Love ya, totally going to call you now that the work / health situation has subsided to a dull roar.

 
At 9:41 AM, Blogger Sara said...

It doesn't grab me, to be honest. The bit that really bothers me is the mouth - which is ironic, since the designer says that was the last minute addition that really defines the symbol. I think it's a bit cheesy and unneccessary.

I can see your comparisions to the past designs - but the other three designs you highlight are all very dynamic, there is movement in them which relates back to Olympic spirit. While this is a very traditional Inukshuk, I could see that a stylized one with movement could work much more effectively.

As to the designers comments on the meanings of the colours (water, air, etc) - what bollocks! Other than the dark blue colour, the others are the exact same colours as the Olympic rings. Which is good, I mean - I like that they used the Olympic colours, but don't pander it by applying meaning that isn't there.

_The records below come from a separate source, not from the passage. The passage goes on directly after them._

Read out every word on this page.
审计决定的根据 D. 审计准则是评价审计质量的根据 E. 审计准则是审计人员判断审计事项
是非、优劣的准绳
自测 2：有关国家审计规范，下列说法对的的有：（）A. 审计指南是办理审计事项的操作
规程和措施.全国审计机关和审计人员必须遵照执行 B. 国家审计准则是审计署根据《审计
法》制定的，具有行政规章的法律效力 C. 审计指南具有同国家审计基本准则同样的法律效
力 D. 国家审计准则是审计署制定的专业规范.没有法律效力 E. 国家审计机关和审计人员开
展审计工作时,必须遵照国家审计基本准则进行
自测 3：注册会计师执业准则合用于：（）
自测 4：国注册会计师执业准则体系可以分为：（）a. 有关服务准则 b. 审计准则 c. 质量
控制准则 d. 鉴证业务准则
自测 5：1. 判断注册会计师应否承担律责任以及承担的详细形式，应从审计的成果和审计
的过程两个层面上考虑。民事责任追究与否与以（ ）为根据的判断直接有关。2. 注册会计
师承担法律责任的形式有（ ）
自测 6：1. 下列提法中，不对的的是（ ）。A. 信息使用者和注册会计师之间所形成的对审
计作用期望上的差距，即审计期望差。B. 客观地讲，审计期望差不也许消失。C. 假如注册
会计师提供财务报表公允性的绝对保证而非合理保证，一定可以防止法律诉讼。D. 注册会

Anyways, on a more positive note - Andrew, good on you for trying. I think you should be pleased with your designs, and I expect to see more in the future!

 
At 12:50 PM, Blogger E. said...

Native Gumbi. Oy.. I must remember that one.

 
At 2:18 PM, Blogger Mike said...

As I've mentioned, I really preferred your designs. I think your Haida one would have been perfect with a little work, and even as-is, was far more expressive of Canada, the west coast, and our native heritage.

Also, it's interesting to note that the homonoid-inukshuk might not even be an Innuit thing at all.

 
At 12:01 AM, Blogger Andrew said...

Great comments, guys. I expect "gumbi" will be right up there with "stick man" in the minds of our international friends. I also head "Michelin Man" today. Sara - couldn't agree more....movement's missing, big-time, he looks like he's just been mowed over by a steamroller. And the colors, keen eye. They are absolutely the olympic ring colours, same pantone shade too (I did the same for my leaf design, but the rings themselves were really important to the design in that case). But I guess they thought black wasn't happy enough, so they substituted navy blue. Weak. Mike - thanks for the props, I liked your post on the matter. I do admit I rushed it a bit at the end, due to changing gears at the last minute with the concept....there are a few details I would have loved to have had time to iron out. I knew all along I'd be competing with professional design shops like the winner's, with ample time, money, and resources to devote to something like this. Me, I had my lunch hours and evenings. In hindsight though, I suspect that the orca never really had much of a chance. I insisted from the beginning I wouldn't do something that looked like a child drew it, but it looks like that's exactly what this panel was looking for.